Study identifies weaknesses in how AI systems are evaluated
State of LLM Benchmarks
- Many commenters see current LLM benchmarks as a “wild west”: noisy, gamed, and only loosely correlated with real-world usefulness.
- Leaderboards (e.g. crowdsourced comparison sites) are viewed as easily manipulable, biased toward short-context chat, and encouraging sycophantic tuning.
- Closed-source training makes test-set contamination unknowable; some argue that for smaller/unknown labs this borders on fraud when used to raise money.
Why Evaluation Is Intrinsically Hard
- LLM performance is multi-dimensional: context length, multi-turn instruction following, “agentic” behavior, domain knowledge, robustness, etc. A single headline metric is seen as hopelessly reductive.
- Even in domains with clear ground truth (e.g. infra performance) people report widespread misuse of statistics, weak experimental design, and benchmarks that don’t predict production behavior.
- Several draw parallels to human psychometrics and SAT/IQ testing: measuring “intelligence” or “reasoning” reliably is itself an unsolved problem.
Human Feedback, A/B Tests, and Reward Hacking
- Human preference ratings and RLHF are described as highly exploitable, producing sycophancy and overconfident wrong answers.
- A/B tests on engagement/retention are called “radioactive”: they reward behaviors like flattery or endless follow-up questions rather than correctness.
Crowd, Expert, and Private Evals
- Users want simple rankings, but rigorous evaluation would require domain-expert panels (expensive and hard to scale).
- Strong support for private, task-specific eval suites: keep your own corpus of problems and compare models on that, but don’t publish it to avoid training contamination.

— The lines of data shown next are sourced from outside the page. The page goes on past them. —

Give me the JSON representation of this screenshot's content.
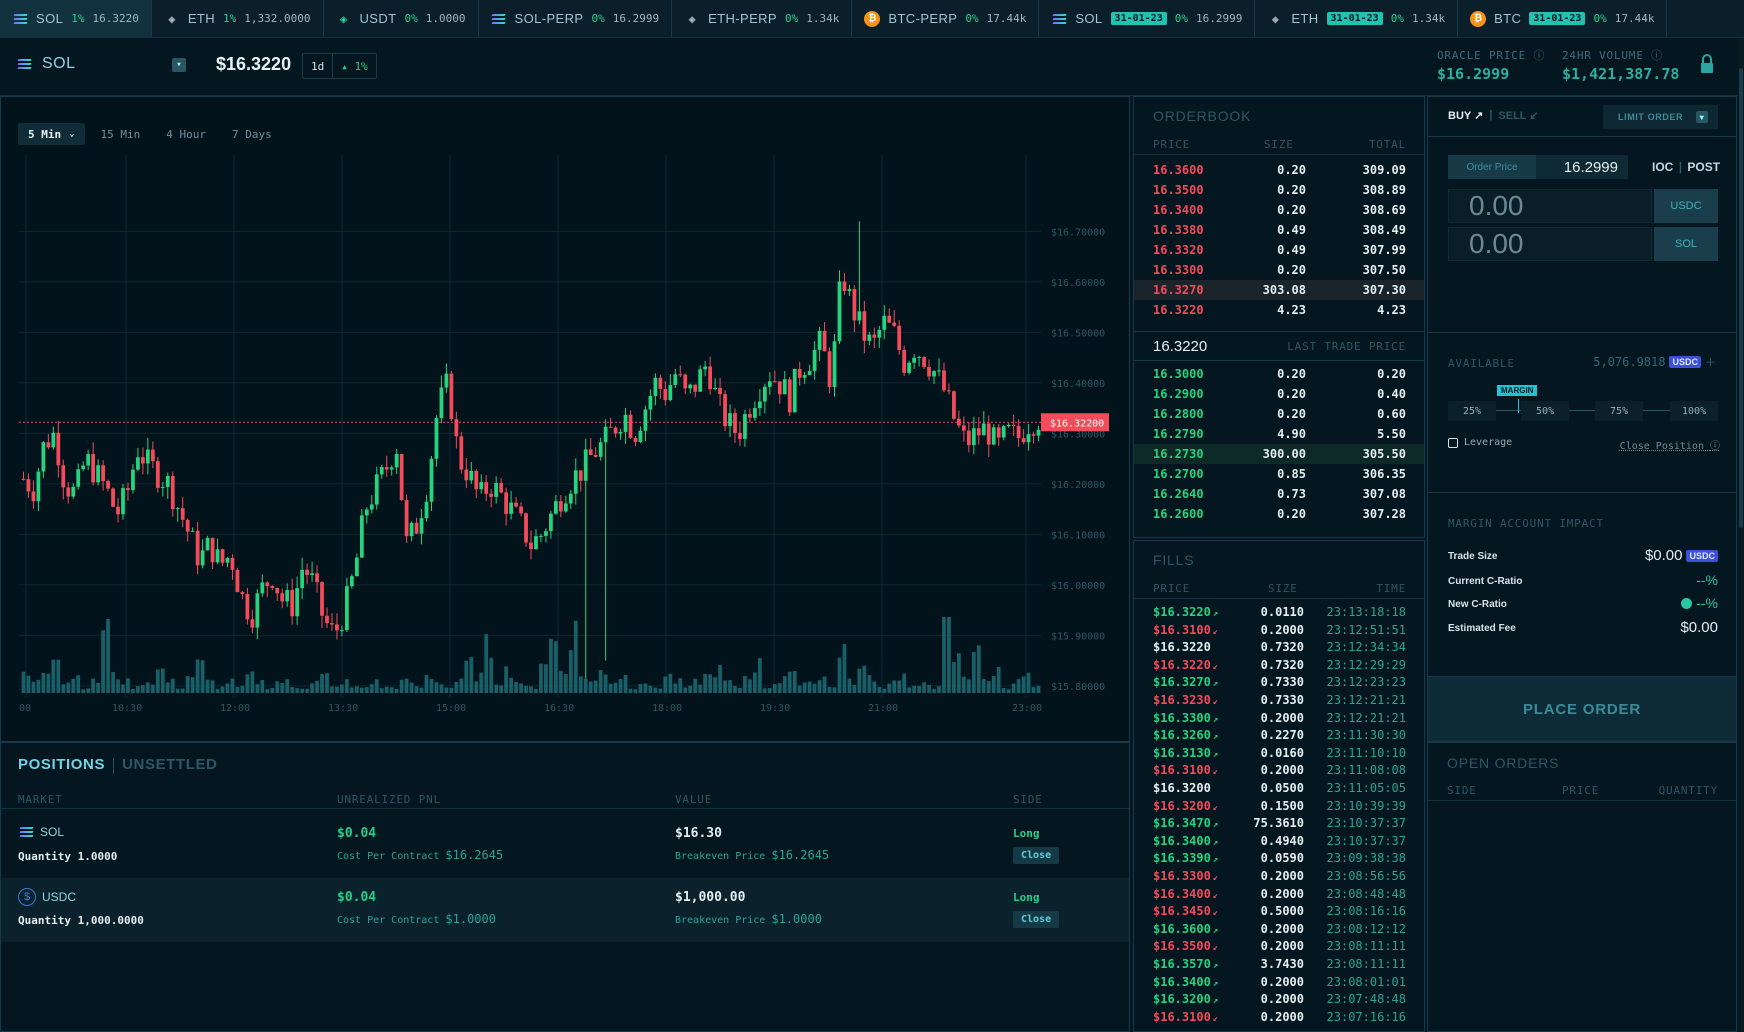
{
  "ticker": [
    {
      "icon": "sol-icon",
      "name": "SOL",
      "date": "",
      "change": "1%",
      "value": "16.3220",
      "active": true
    },
    {
      "icon": "eth-icon",
      "name": "ETH",
      "date": "",
      "change": "1%",
      "value": "1,332.0000",
      "active": false
    },
    {
      "icon": "usdt-icon",
      "name": "USDT",
      "date": "",
      "change": "0%",
      "value": "1.0000",
      "active": false
    },
    {
      "icon": "sol-icon",
      "name": "SOL-PERP",
      "date": "",
      "change": "0%",
      "value": "16.2999",
      "active": false
    },
    {
      "icon": "eth-icon",
      "name": "ETH-PERP",
      "date": "",
      "change": "0%",
      "value": "1.34k",
      "active": false
    },
    {
      "icon": "btc-icon",
      "name": "BTC-PERP",
      "date": "",
      "change": "0%",
      "value": "17.44k",
      "active": false
    },
    {
      "icon": "sol-icon",
      "name": "SOL",
      "date": "31-01-23",
      "change": "0%",
      "value": "16.2999",
      "active": false
    },
    {
      "icon": "eth-icon",
      "name": "ETH",
      "date": "31-01-23",
      "change": "0%",
      "value": "1.34k",
      "active": false
    },
    {
      "icon": "btc-icon",
      "name": "BTC",
      "date": "31-01-23",
      "change": "0%",
      "value": "17.44k",
      "active": false
    }
  ],
  "market": {
    "symbol": "SOL",
    "price": "$16.3220",
    "period": "1d",
    "change": "▴ 1%",
    "oracle_label": "ORACLE PRICE",
    "oracle_value": "$16.2999",
    "volume_label": "24HR VOLUME",
    "volume_value": "$1,421,387.78"
  },
  "chart": {
    "timeframes": [
      "5 Min",
      "15 Min",
      "4 Hour",
      "7 Days"
    ],
    "selected_timeframe": "5 Min",
    "last_price_label": "$16.32200"
  },
  "chart_data": {
    "type": "candlestick",
    "y_ticks": [
      "$16.70000",
      "$16.60000",
      "$16.50000",
      "$16.40000",
      "$16.30000",
      "$16.20000",
      "$16.10000",
      "$16.00000",
      "$15.90000",
      "$15.80000"
    ],
    "y_tick_values": [
      16.7,
      16.6,
      16.5,
      16.4,
      16.3,
      16.2,
      16.1,
      16.0,
      15.9,
      15.8
    ],
    "x_ticks": [
      "00",
      "10:30",
      "12:00",
      "13:30",
      "15:00",
      "16:30",
      "18:00",
      "19:30",
      "21:00",
      "23:00"
    ],
    "ylim": [
      15.77,
      16.78
    ],
    "last_price": 16.322,
    "close_path": [
      16.21,
      16.19,
      16.28,
      16.3,
      16.2,
      16.18,
      16.25,
      16.22,
      16.19,
      16.14,
      16.18,
      16.27,
      16.24,
      16.22,
      16.2,
      16.15,
      16.1,
      16.05,
      16.08,
      16.04,
      16.06,
      15.98,
      15.94,
      15.99,
      16.02,
      15.97,
      15.96,
      16.04,
      16.0,
      15.93,
      15.9,
      15.95,
      16.03,
      16.15,
      16.19,
      16.23,
      16.28,
      16.08,
      16.12,
      16.2,
      16.35,
      16.4,
      16.25,
      16.22,
      16.17,
      16.2,
      16.18,
      16.15,
      16.12,
      16.08,
      16.1,
      16.14,
      16.18,
      16.21,
      16.23,
      16.26,
      16.28,
      16.31,
      16.34,
      16.3,
      16.35,
      16.4,
      16.38,
      16.42,
      16.37,
      16.4,
      16.44,
      16.36,
      16.32,
      16.3,
      16.35,
      16.39,
      16.42,
      16.4,
      16.37,
      16.43,
      16.45,
      16.48,
      16.4,
      16.62,
      16.55,
      16.5,
      16.47,
      16.52,
      16.5,
      16.44,
      16.47,
      16.45,
      16.42,
      16.38,
      16.32,
      16.28,
      16.3,
      16.31,
      16.27,
      16.3,
      16.29,
      16.32,
      16.33
    ],
    "volume_path": [
      3,
      2,
      4,
      8,
      2,
      3,
      1,
      2,
      12,
      3,
      2,
      1,
      2,
      4,
      2,
      1,
      3,
      5,
      2,
      1,
      2,
      1,
      3,
      2,
      1,
      2,
      1,
      1,
      2,
      3,
      1,
      2,
      1,
      1,
      2,
      1,
      1,
      2,
      1,
      3,
      2,
      1,
      2,
      5,
      3,
      8,
      2,
      4,
      2,
      1,
      6,
      9,
      4,
      11,
      3,
      2,
      4,
      2,
      3,
      1,
      2,
      1,
      3,
      2,
      1,
      2,
      3,
      4,
      2,
      1,
      3,
      5,
      1,
      2,
      3,
      2,
      2,
      3,
      1,
      8,
      2,
      4,
      3,
      1,
      2,
      3,
      1,
      2,
      1,
      12,
      6,
      3,
      9,
      2,
      4,
      1,
      2,
      3,
      1
    ]
  },
  "positions": {
    "tab_active": "POSITIONS",
    "tab_inactive": "UNSETTLED",
    "columns": [
      "MARKET",
      "UNREALIZED PNL",
      "VALUE",
      "SIDE"
    ],
    "rows": [
      {
        "icon": "sol-icon",
        "market": "SOL",
        "quantity": "Quantity 1.0000",
        "pnl": "$0.04",
        "cost_label": "Cost Per Contract",
        "cost_value": "$16.2645",
        "value": "$16.30",
        "breakeven_label": "Breakeven Price",
        "breakeven_value": "$16.2645",
        "side": "Long",
        "close": "Close"
      },
      {
        "icon": "usdc-icon",
        "market": "USDC",
        "quantity": "Quantity 1,000.0000",
        "pnl": "$0.04",
        "cost_label": "Cost Per Contract",
        "cost_value": "$1.0000",
        "value": "$1,000.00",
        "breakeven_label": "Breakeven Price",
        "breakeven_value": "$1.0000",
        "side": "Long",
        "close": "Close"
      }
    ]
  },
  "orderbook": {
    "title": "ORDERBOOK",
    "columns": [
      "PRICE",
      "SIZE",
      "TOTAL"
    ],
    "asks": [
      {
        "price": "16.3600",
        "size": "0.20",
        "total": "309.09"
      },
      {
        "price": "16.3500",
        "size": "0.20",
        "total": "308.89"
      },
      {
        "price": "16.3400",
        "size": "0.20",
        "total": "308.69"
      },
      {
        "price": "16.3380",
        "size": "0.49",
        "total": "308.49"
      },
      {
        "price": "16.3320",
        "size": "0.49",
        "total": "307.99"
      },
      {
        "price": "16.3300",
        "size": "0.20",
        "total": "307.50"
      },
      {
        "price": "16.3270",
        "size": "303.08",
        "total": "307.30"
      },
      {
        "price": "16.3220",
        "size": "4.23",
        "total": "4.23"
      }
    ],
    "ask_highlight": 6,
    "last_trade_price": "16.3220",
    "last_trade_label": "LAST TRADE PRICE",
    "bids": [
      {
        "price": "16.3000",
        "size": "0.20",
        "total": "0.20"
      },
      {
        "price": "16.2900",
        "size": "0.20",
        "total": "0.40"
      },
      {
        "price": "16.2800",
        "size": "0.20",
        "total": "0.60"
      },
      {
        "price": "16.2790",
        "size": "4.90",
        "total": "5.50"
      },
      {
        "price": "16.2730",
        "size": "300.00",
        "total": "305.50"
      },
      {
        "price": "16.2700",
        "size": "0.85",
        "total": "306.35"
      },
      {
        "price": "16.2640",
        "size": "0.73",
        "total": "307.08"
      },
      {
        "price": "16.2600",
        "size": "0.20",
        "total": "307.28"
      }
    ],
    "bid_highlight": 4
  },
  "fills": {
    "title": "FILLS",
    "columns": [
      "PRICE",
      "SIZE",
      "TIME"
    ],
    "rows": [
      {
        "price": "$16.3220",
        "dir": "up",
        "size": "0.0110",
        "time": "23:13:18:18"
      },
      {
        "price": "$16.3100",
        "dir": "down",
        "size": "0.2000",
        "time": "23:12:51:51"
      },
      {
        "price": "$16.3220",
        "dir": "none",
        "size": "0.7320",
        "time": "23:12:34:34"
      },
      {
        "price": "$16.3220",
        "dir": "down",
        "size": "0.7320",
        "time": "23:12:29:29"
      },
      {
        "price": "$16.3270",
        "dir": "up",
        "size": "0.7330",
        "time": "23:12:23:23"
      },
      {
        "price": "$16.3230",
        "dir": "down",
        "size": "0.7330",
        "time": "23:12:21:21"
      },
      {
        "price": "$16.3300",
        "dir": "up",
        "size": "0.2000",
        "time": "23:12:21:21"
      },
      {
        "price": "$16.3260",
        "dir": "up",
        "size": "0.2270",
        "time": "23:11:30:30"
      },
      {
        "price": "$16.3130",
        "dir": "up",
        "size": "0.0160",
        "time": "23:11:10:10"
      },
      {
        "price": "$16.3100",
        "dir": "down",
        "size": "0.2000",
        "time": "23:11:08:08"
      },
      {
        "price": "$16.3200",
        "dir": "none",
        "size": "0.0500",
        "time": "23:11:05:05"
      },
      {
        "price": "$16.3200",
        "dir": "down",
        "size": "0.1500",
        "time": "23:10:39:39"
      },
      {
        "price": "$16.3470",
        "dir": "up",
        "size": "75.3610",
        "time": "23:10:37:37"
      },
      {
        "price": "$16.3400",
        "dir": "up",
        "size": "0.4940",
        "time": "23:10:37:37"
      },
      {
        "price": "$16.3390",
        "dir": "up",
        "size": "0.0590",
        "time": "23:09:38:38"
      },
      {
        "price": "$16.3300",
        "dir": "down",
        "size": "0.2000",
        "time": "23:08:56:56"
      },
      {
        "price": "$16.3400",
        "dir": "down",
        "size": "0.2000",
        "time": "23:08:48:48"
      },
      {
        "price": "$16.3450",
        "dir": "down",
        "size": "0.5000",
        "time": "23:08:16:16"
      },
      {
        "price": "$16.3600",
        "dir": "up",
        "size": "0.2000",
        "time": "23:08:12:12"
      },
      {
        "price": "$16.3500",
        "dir": "down",
        "size": "0.2000",
        "time": "23:08:11:11"
      },
      {
        "price": "$16.3570",
        "dir": "up",
        "size": "3.7430",
        "time": "23:08:11:11"
      },
      {
        "price": "$16.3400",
        "dir": "up",
        "size": "0.2000",
        "time": "23:08:01:01"
      },
      {
        "price": "$16.3200",
        "dir": "up",
        "size": "0.2000",
        "time": "23:07:48:48"
      },
      {
        "price": "$16.3100",
        "dir": "down",
        "size": "0.2000",
        "time": "23:07:16:16"
      }
    ]
  },
  "orderform": {
    "buy": "BUY",
    "sell": "SELL",
    "order_type": "LIMIT ORDER",
    "order_price_label": "Order Price",
    "order_price": "16.2999",
    "ioc": "IOC",
    "post": "POST",
    "amount_usdc": "0.00",
    "amount_sol": "0.00",
    "usdc": "USDC",
    "sol": "SOL",
    "available_label": "AVAILABLE",
    "available_value": "5,076.9818",
    "margin_tag": "MARGIN",
    "slider": [
      "25%",
      "50%",
      "75%",
      "100%"
    ],
    "leverage": "Leverage",
    "close_position": "Close Position",
    "impact_title": "MARGIN ACCOUNT IMPACT",
    "trade_size_label": "Trade Size",
    "trade_size": "$0.00",
    "current_cratio_label": "Current C-Ratio",
    "current_cratio": "--%",
    "new_cratio_label": "New C-Ratio",
    "new_cratio": "--%",
    "fee_label": "Estimated Fee",
    "fee": "$0.00",
    "place_order": "PLACE ORDER"
  },
  "open_orders": {
    "title": "OPEN ORDERS",
    "columns": [
      "SIDE",
      "PRICE",
      "QUANTITY"
    ]
  },
  "colors": {
    "up": "#26d37e",
    "down": "#f44b5b",
    "accent": "#1fc3b0",
    "bg": "#04161f"
  }
}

- For individual developers, many just “use it and see” in their real workflow; others warn this is subjective and advocate lightweight custom scoring harnesses.
Math, Reasoning, and Tool Use
- Debate over math benchmarks (e.g. AIME-style questions): small-number success may reflect exam design, not real reasoning.

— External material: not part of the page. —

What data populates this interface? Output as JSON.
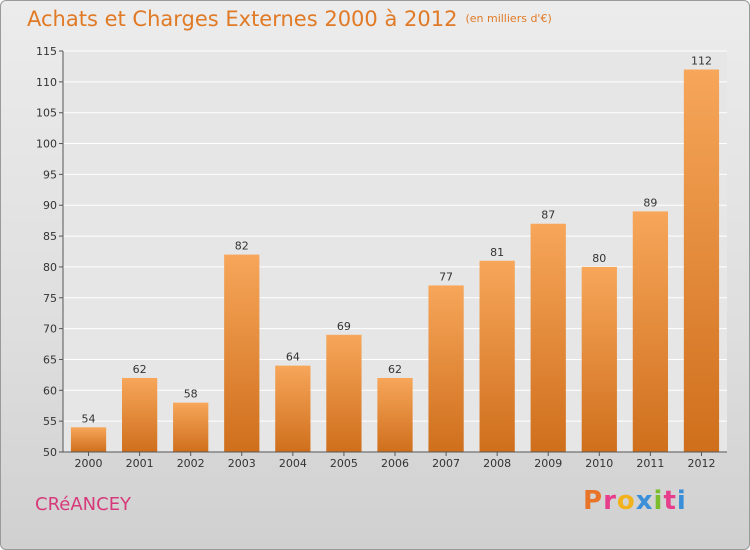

- Some argue it’s unfair to expect raw arithmetic from LLMs; others say marketing positions them as general problem-solvers, so failures matter.
- Growing consensus that serious evaluation should include tool-augmented setups (calculators, code, search), with the model deciding when to use them.
Incentives and Future Directions
- Benchmarks are seen as optimized mainly for marketing and fundraising; users often perceive new frontier models as “same-ish” despite benchmark gains.
- Suggestions include causal-inference-style evals, simulation/agent benchmarks, long-context and video tasks, and continuous “is it nerfed?” style tracking.
- Despite skepticism, many accept benchmarks as “imperfect but better than vibes,” provided their limits are explicit and they’re complemented by real-world testing.